Through AARP’s Caregiving Resource Center, caregivers can connect with one another, participate in online forums, and ask questions of a variety of professionals. They also have access to tools and information to help them manage day-to-day activities and care for their loved ones and themselves. One of these tools is the caregiver support line, available in Spanish and English. For Spanish call 1-888-971-2013, and for English call, 1-877-333-5885.

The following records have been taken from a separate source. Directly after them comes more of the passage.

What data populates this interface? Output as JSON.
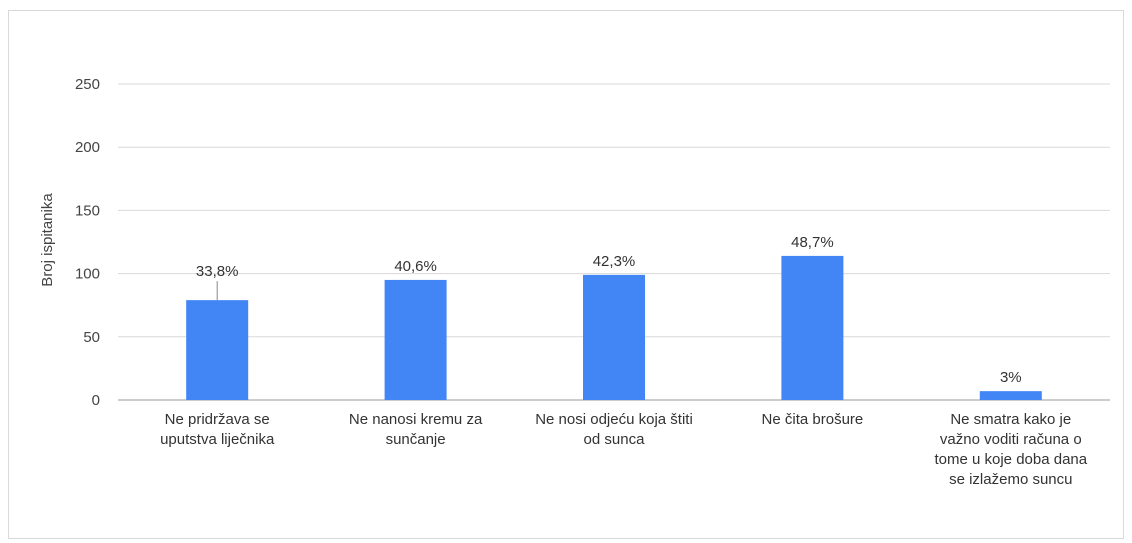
{
  "chart_data": {
    "type": "bar",
    "title": "",
    "xlabel": "",
    "ylabel": "Broj ispitanika",
    "ylim": [
      0,
      250
    ],
    "yticks": [
      0,
      50,
      100,
      150,
      200,
      250
    ],
    "grid": true,
    "legend": "none",
    "bar_color": "#4285F4",
    "categories": [
      [
        "Ne pridržava se",
        "uputstva liječnika"
      ],
      [
        "Ne nanosi kremu za",
        "sunčanje"
      ],
      [
        "Ne nosi odjeću koja štiti",
        "od sunca"
      ],
      [
        "Ne čita brošure"
      ],
      [
        "Ne smatra kako je",
        "važno voditi računa  o",
        "tome u koje doba dana",
        "se izlažemo suncu"
      ]
    ],
    "values": [
      79,
      95,
      99,
      114,
      7
    ],
    "data_labels": [
      "33,8%",
      "40,6%",
      "42,3%",
      "48,7%",
      "3%"
    ]
  }
}
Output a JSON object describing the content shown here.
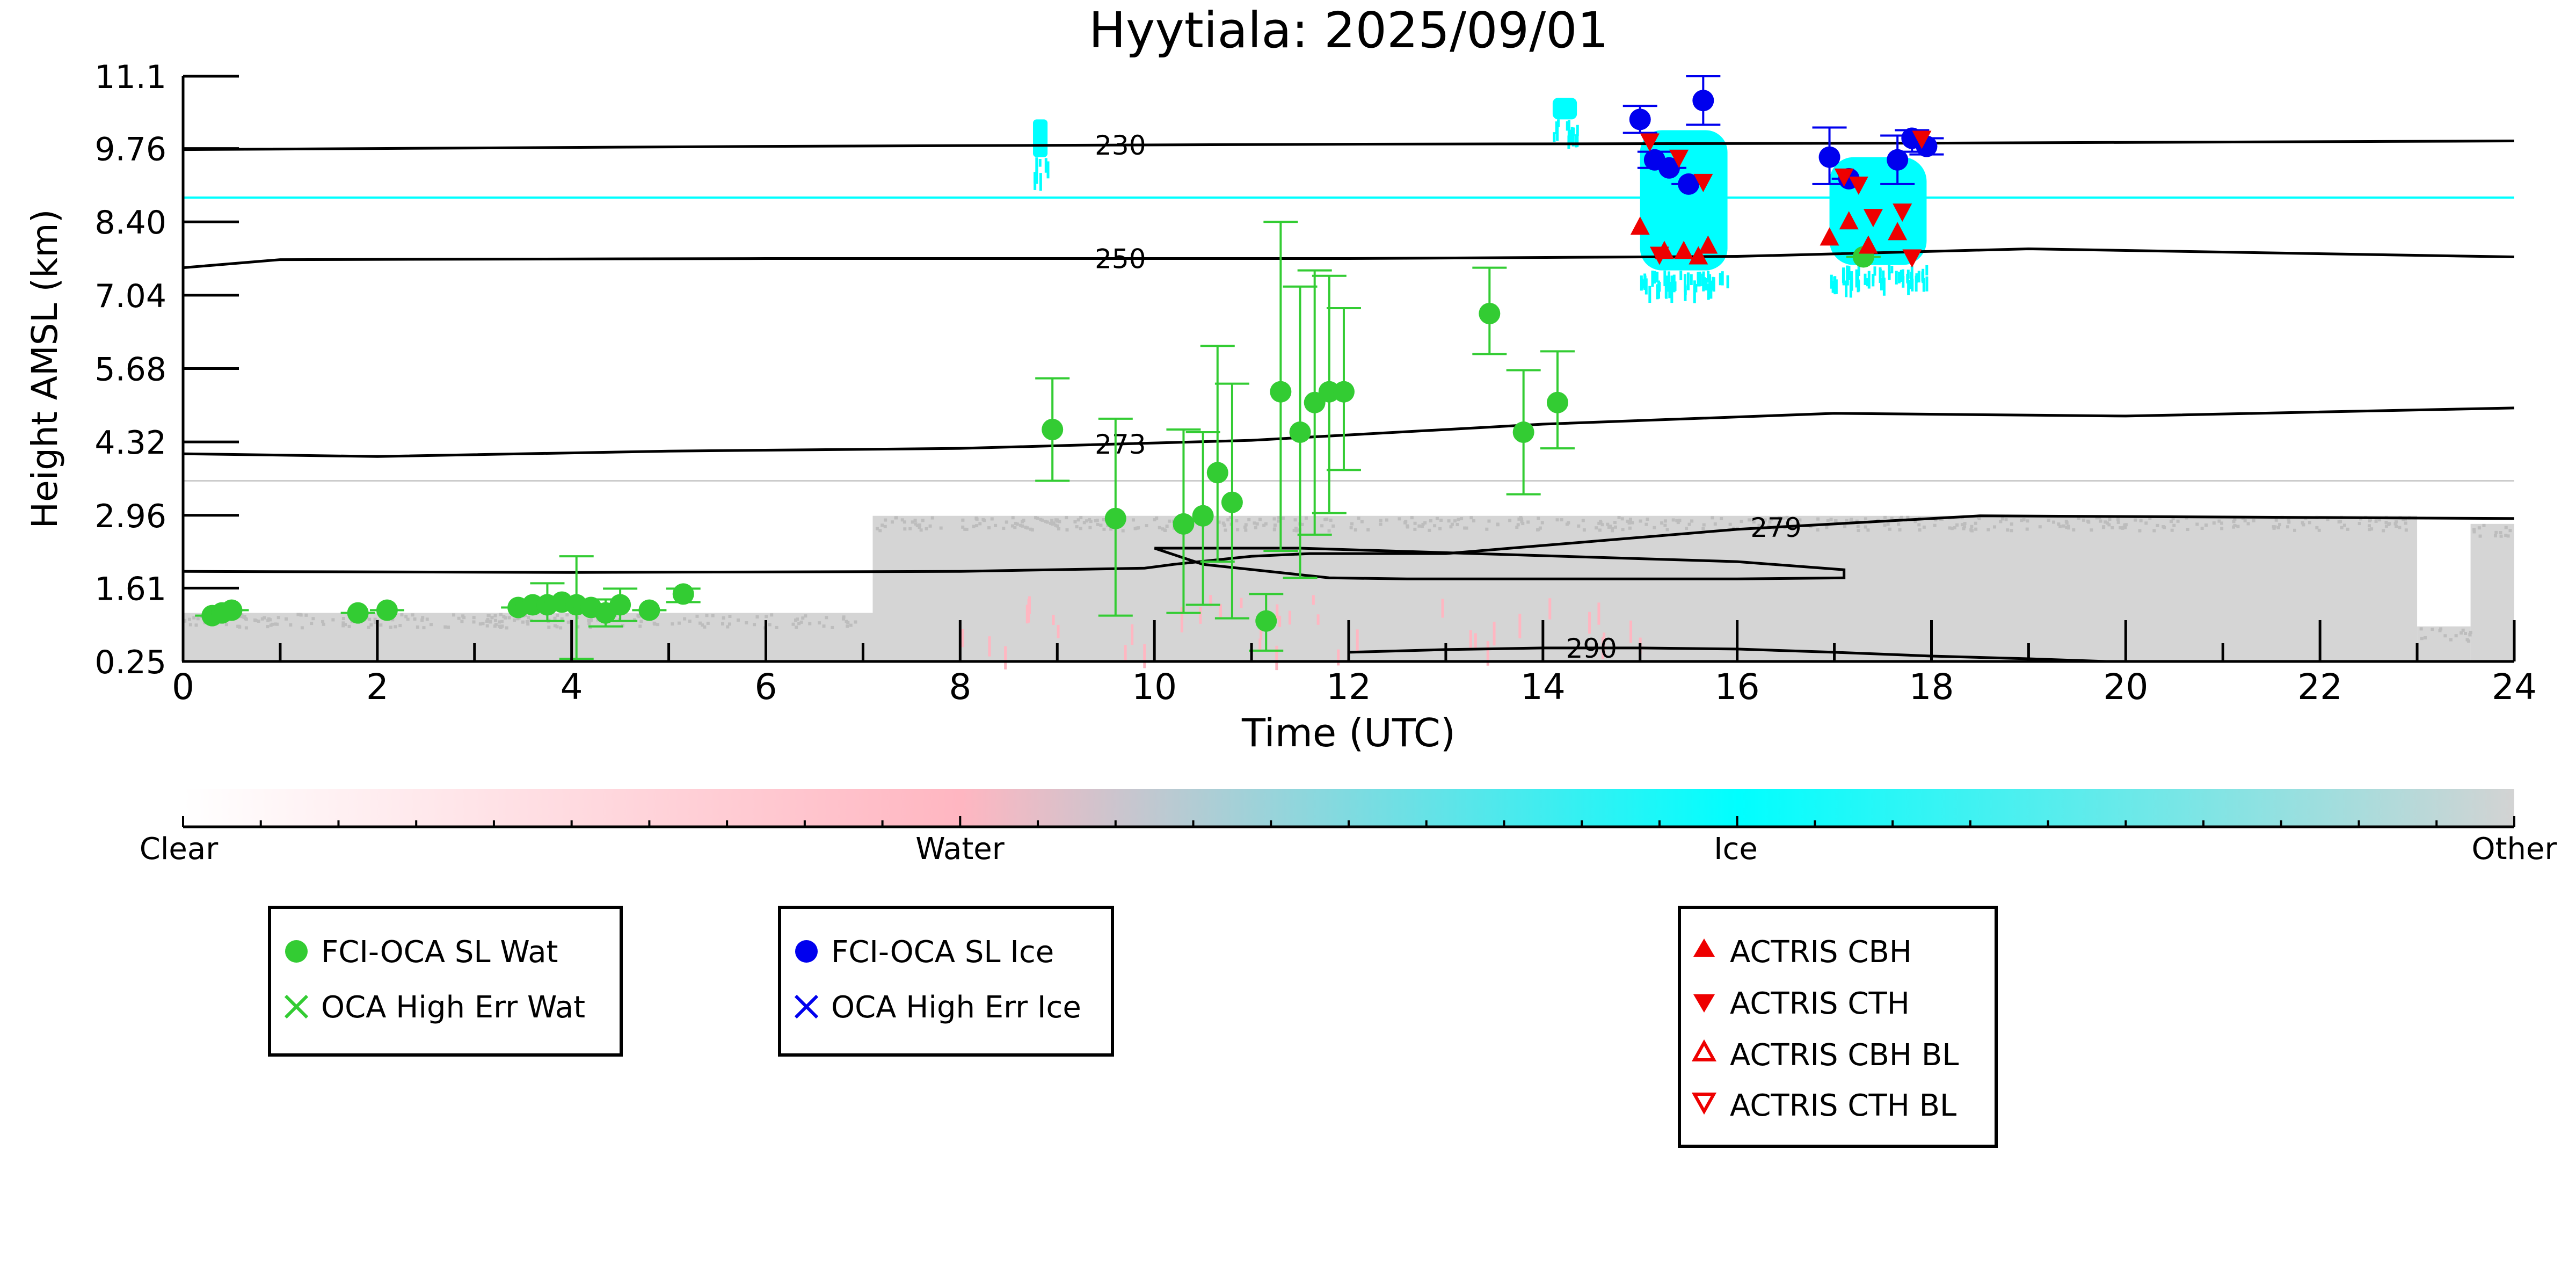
{
  "chart_data": {
    "type": "scatter",
    "title": "Hyytiala: 2025/09/01",
    "xlabel": "Time (UTC)",
    "ylabel": "Height AMSL (km)",
    "xlim": [
      0,
      24
    ],
    "ylim": [
      0.25,
      11.1
    ],
    "xticks": [
      "0",
      "2",
      "4",
      "6",
      "8",
      "10",
      "12",
      "14",
      "16",
      "18",
      "20",
      "22",
      "24"
    ],
    "yticks": [
      "0.25",
      "1.61",
      "2.96",
      "4.32",
      "5.68",
      "7.04",
      "8.40",
      "9.76",
      "11.1"
    ],
    "grid": false,
    "colorbar": {
      "labels": [
        "Clear",
        "Water",
        "Ice",
        "Other"
      ],
      "colors": [
        "#ffffff",
        "#ffb6c1",
        "#00ffff",
        "#d3d3d3"
      ]
    },
    "colors": {
      "water": "#33cc33",
      "ice": "#0000ee",
      "actris": "#ee0000",
      "cloud_ice": "#00ffff",
      "cloud_water": "#ffb6c1",
      "cloud_other": "#d3d3d3",
      "contour": "#000000"
    },
    "legends": [
      {
        "entries": [
          {
            "label": "FCI-OCA SL Wat",
            "marker": "circle-filled",
            "color": "#33cc33"
          },
          {
            "label": "OCA High Err Wat",
            "marker": "x",
            "color": "#33cc33"
          }
        ]
      },
      {
        "entries": [
          {
            "label": "FCI-OCA SL Ice",
            "marker": "circle-filled",
            "color": "#0000ee"
          },
          {
            "label": "OCA High Err Ice",
            "marker": "x",
            "color": "#0000ee"
          }
        ]
      },
      {
        "entries": [
          {
            "label": "ACTRIS CBH",
            "marker": "triangle-up-filled",
            "color": "#ee0000"
          },
          {
            "label": "ACTRIS CTH",
            "marker": "triangle-down-filled",
            "color": "#ee0000"
          },
          {
            "label": "ACTRIS CBH BL",
            "marker": "triangle-up-open",
            "color": "#ee0000"
          },
          {
            "label": "ACTRIS CTH BL",
            "marker": "triangle-down-open",
            "color": "#ee0000"
          }
        ]
      }
    ],
    "series": [
      {
        "name": "FCI-OCA SL Wat",
        "marker": "circle-filled",
        "points": [
          {
            "x": 0.3,
            "y": 1.1,
            "lo": 1.1,
            "hi": 1.1
          },
          {
            "x": 0.4,
            "y": 1.15,
            "lo": 1.15,
            "hi": 1.15
          },
          {
            "x": 0.5,
            "y": 1.2,
            "lo": 1.2,
            "hi": 1.2
          },
          {
            "x": 1.8,
            "y": 1.15,
            "lo": 1.15,
            "hi": 1.15
          },
          {
            "x": 2.1,
            "y": 1.2,
            "lo": 1.2,
            "hi": 1.2
          },
          {
            "x": 3.45,
            "y": 1.25,
            "lo": 1.25,
            "hi": 1.25
          },
          {
            "x": 3.6,
            "y": 1.3,
            "lo": 1.3,
            "hi": 1.3
          },
          {
            "x": 3.75,
            "y": 1.3,
            "lo": 1.0,
            "hi": 1.7
          },
          {
            "x": 3.9,
            "y": 1.35,
            "lo": 1.35,
            "hi": 1.35
          },
          {
            "x": 4.05,
            "y": 1.3,
            "lo": 0.3,
            "hi": 2.2
          },
          {
            "x": 4.2,
            "y": 1.25,
            "lo": 1.25,
            "hi": 1.25
          },
          {
            "x": 4.35,
            "y": 1.15,
            "lo": 0.9,
            "hi": 1.4
          },
          {
            "x": 4.5,
            "y": 1.3,
            "lo": 1.0,
            "hi": 1.6
          },
          {
            "x": 4.8,
            "y": 1.2,
            "lo": 1.2,
            "hi": 1.2
          },
          {
            "x": 5.15,
            "y": 1.5,
            "lo": 1.35,
            "hi": 1.6
          },
          {
            "x": 8.95,
            "y": 4.55,
            "lo": 3.6,
            "hi": 5.5
          },
          {
            "x": 9.6,
            "y": 2.9,
            "lo": 1.1,
            "hi": 4.75
          },
          {
            "x": 10.3,
            "y": 2.8,
            "lo": 1.15,
            "hi": 4.55
          },
          {
            "x": 10.5,
            "y": 2.95,
            "lo": 1.3,
            "hi": 4.5
          },
          {
            "x": 10.65,
            "y": 3.75,
            "lo": 2.1,
            "hi": 6.1
          },
          {
            "x": 10.8,
            "y": 3.2,
            "lo": 1.05,
            "hi": 5.4
          },
          {
            "x": 11.15,
            "y": 1.0,
            "lo": 0.45,
            "hi": 1.5
          },
          {
            "x": 11.3,
            "y": 5.25,
            "lo": 2.3,
            "hi": 8.4
          },
          {
            "x": 11.5,
            "y": 4.5,
            "lo": 1.8,
            "hi": 7.2
          },
          {
            "x": 11.65,
            "y": 5.05,
            "lo": 2.6,
            "hi": 7.5
          },
          {
            "x": 11.8,
            "y": 5.25,
            "lo": 3.0,
            "hi": 7.4
          },
          {
            "x": 11.95,
            "y": 5.25,
            "lo": 3.8,
            "hi": 6.8
          },
          {
            "x": 13.45,
            "y": 6.7,
            "lo": 5.95,
            "hi": 7.55
          },
          {
            "x": 13.8,
            "y": 4.5,
            "lo": 3.35,
            "hi": 5.65
          },
          {
            "x": 14.15,
            "y": 5.05,
            "lo": 4.2,
            "hi": 6.0
          },
          {
            "x": 17.3,
            "y": 7.75,
            "lo": 7.75,
            "hi": 7.75
          }
        ]
      },
      {
        "name": "FCI-OCA SL Ice",
        "marker": "circle-filled",
        "points": [
          {
            "x": 15.0,
            "y": 10.3,
            "lo": 10.05,
            "hi": 10.55
          },
          {
            "x": 15.15,
            "y": 9.55,
            "lo": 9.4,
            "hi": 9.7
          },
          {
            "x": 15.3,
            "y": 9.4,
            "lo": 9.4,
            "hi": 9.4
          },
          {
            "x": 15.5,
            "y": 9.1,
            "lo": 9.1,
            "hi": 9.1
          },
          {
            "x": 15.65,
            "y": 10.65,
            "lo": 10.2,
            "hi": 11.1
          },
          {
            "x": 16.95,
            "y": 9.6,
            "lo": 9.1,
            "hi": 10.15
          },
          {
            "x": 17.15,
            "y": 9.2,
            "lo": 9.2,
            "hi": 9.2
          },
          {
            "x": 17.65,
            "y": 9.55,
            "lo": 9.1,
            "hi": 10.0
          },
          {
            "x": 17.8,
            "y": 9.95,
            "lo": 9.7,
            "hi": 10.1
          },
          {
            "x": 17.95,
            "y": 9.8,
            "lo": 9.65,
            "hi": 9.95
          }
        ]
      },
      {
        "name": "ACTRIS CBH",
        "marker": "triangle-up-filled",
        "points": [
          {
            "x": 15.0,
            "y": 8.3
          },
          {
            "x": 15.25,
            "y": 7.85
          },
          {
            "x": 15.45,
            "y": 7.85
          },
          {
            "x": 15.6,
            "y": 7.75
          },
          {
            "x": 15.7,
            "y": 7.95
          },
          {
            "x": 16.95,
            "y": 8.1
          },
          {
            "x": 17.15,
            "y": 8.4
          },
          {
            "x": 17.35,
            "y": 7.95
          },
          {
            "x": 17.65,
            "y": 8.2
          }
        ]
      },
      {
        "name": "ACTRIS CTH",
        "marker": "triangle-down-filled",
        "points": [
          {
            "x": 15.1,
            "y": 9.9
          },
          {
            "x": 15.4,
            "y": 9.6
          },
          {
            "x": 15.65,
            "y": 9.15
          },
          {
            "x": 15.2,
            "y": 7.8
          },
          {
            "x": 17.1,
            "y": 9.25
          },
          {
            "x": 17.25,
            "y": 9.1
          },
          {
            "x": 17.4,
            "y": 8.5
          },
          {
            "x": 17.7,
            "y": 8.6
          },
          {
            "x": 17.8,
            "y": 7.75
          },
          {
            "x": 17.9,
            "y": 9.95
          }
        ]
      }
    ],
    "isotherms": [
      {
        "label": "230",
        "label_x": 9.65,
        "x": [
          0,
          6,
          12,
          18,
          24
        ],
        "y": [
          9.74,
          9.8,
          9.84,
          9.86,
          9.9
        ]
      },
      {
        "label": "250",
        "label_x": 9.65,
        "x": [
          0,
          1,
          6,
          12,
          16,
          19,
          24
        ],
        "y": [
          7.55,
          7.7,
          7.72,
          7.72,
          7.76,
          7.9,
          7.75
        ]
      },
      {
        "label": "273",
        "label_x": 9.65,
        "x": [
          0,
          2,
          5,
          8,
          11,
          14,
          17,
          20,
          24
        ],
        "y": [
          4.1,
          4.05,
          4.15,
          4.2,
          4.35,
          4.65,
          4.85,
          4.8,
          4.95
        ]
      },
      {
        "label": "279",
        "label_x": 16.4,
        "x": [
          0,
          4,
          8,
          9.9,
          10.2,
          11,
          11.6,
          13,
          16,
          18,
          18.5,
          24
        ],
        "y": [
          1.92,
          1.9,
          1.92,
          1.98,
          2.05,
          2.2,
          2.25,
          2.25,
          2.7,
          2.9,
          2.95,
          2.9
        ]
      },
      {
        "label": "290",
        "label_x": 14.5,
        "x": [
          12,
          13,
          14,
          15,
          16,
          17,
          18,
          19,
          19.8
        ],
        "y": [
          0.42,
          0.47,
          0.5,
          0.5,
          0.48,
          0.42,
          0.35,
          0.3,
          0.25
        ]
      }
    ],
    "isotherm_loop": {
      "x": [
        10.0,
        11.5,
        13.3,
        16.0,
        17.1,
        17.1,
        16.0,
        12.6,
        11.8,
        10.5,
        10.0
      ],
      "y": [
        2.35,
        2.35,
        2.25,
        2.1,
        1.95,
        1.8,
        1.78,
        1.78,
        1.8,
        2.05,
        2.35
      ]
    },
    "cloud_classification": {
      "ice_line_y": 8.85,
      "ice_patches": [
        {
          "x": [
            15.0,
            15.9
          ],
          "y": [
            7.5,
            10.1
          ]
        },
        {
          "x": [
            16.95,
            17.95
          ],
          "y": [
            7.6,
            9.6
          ]
        },
        {
          "x": [
            8.75,
            8.9
          ],
          "y": [
            9.6,
            10.3
          ]
        },
        {
          "x": [
            14.1,
            14.35
          ],
          "y": [
            10.3,
            10.7
          ]
        }
      ],
      "other_regions": [
        {
          "x": [
            0.0,
            7.1
          ],
          "y": [
            0.25,
            1.15
          ]
        },
        {
          "x": [
            7.1,
            23.0
          ],
          "y": [
            0.25,
            2.95
          ]
        },
        {
          "x": [
            23.0,
            23.55
          ],
          "y": [
            0.25,
            0.9
          ]
        },
        {
          "x": [
            23.55,
            24.0
          ],
          "y": [
            0.25,
            2.8
          ]
        }
      ],
      "faint_line_y": 3.6
    }
  }
}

Find out how these resources can be helpful to you or share them with friends and family members who are caregivers. For AARP’s Caregiving Resource Center in Spanish, aarp.org/cuidar or aarp.org/caregiving. I know these resources have helped my family and I as we have navigated my mother’s care.
The realities of caregiving, now and in the future, will touch all of our lives. We will either need care or be called on to provide care for someone we love. Caregiving is invaluable. It really can mean the difference in whether a family member is able to live at home---a goal that most people cherish---or must be moved into an institution. Let’s all recognize the importance, value and needs of unpaid family caregivers.
Rocky Egusquiza is Vice President, AARP Multicultural Markets & Engagement.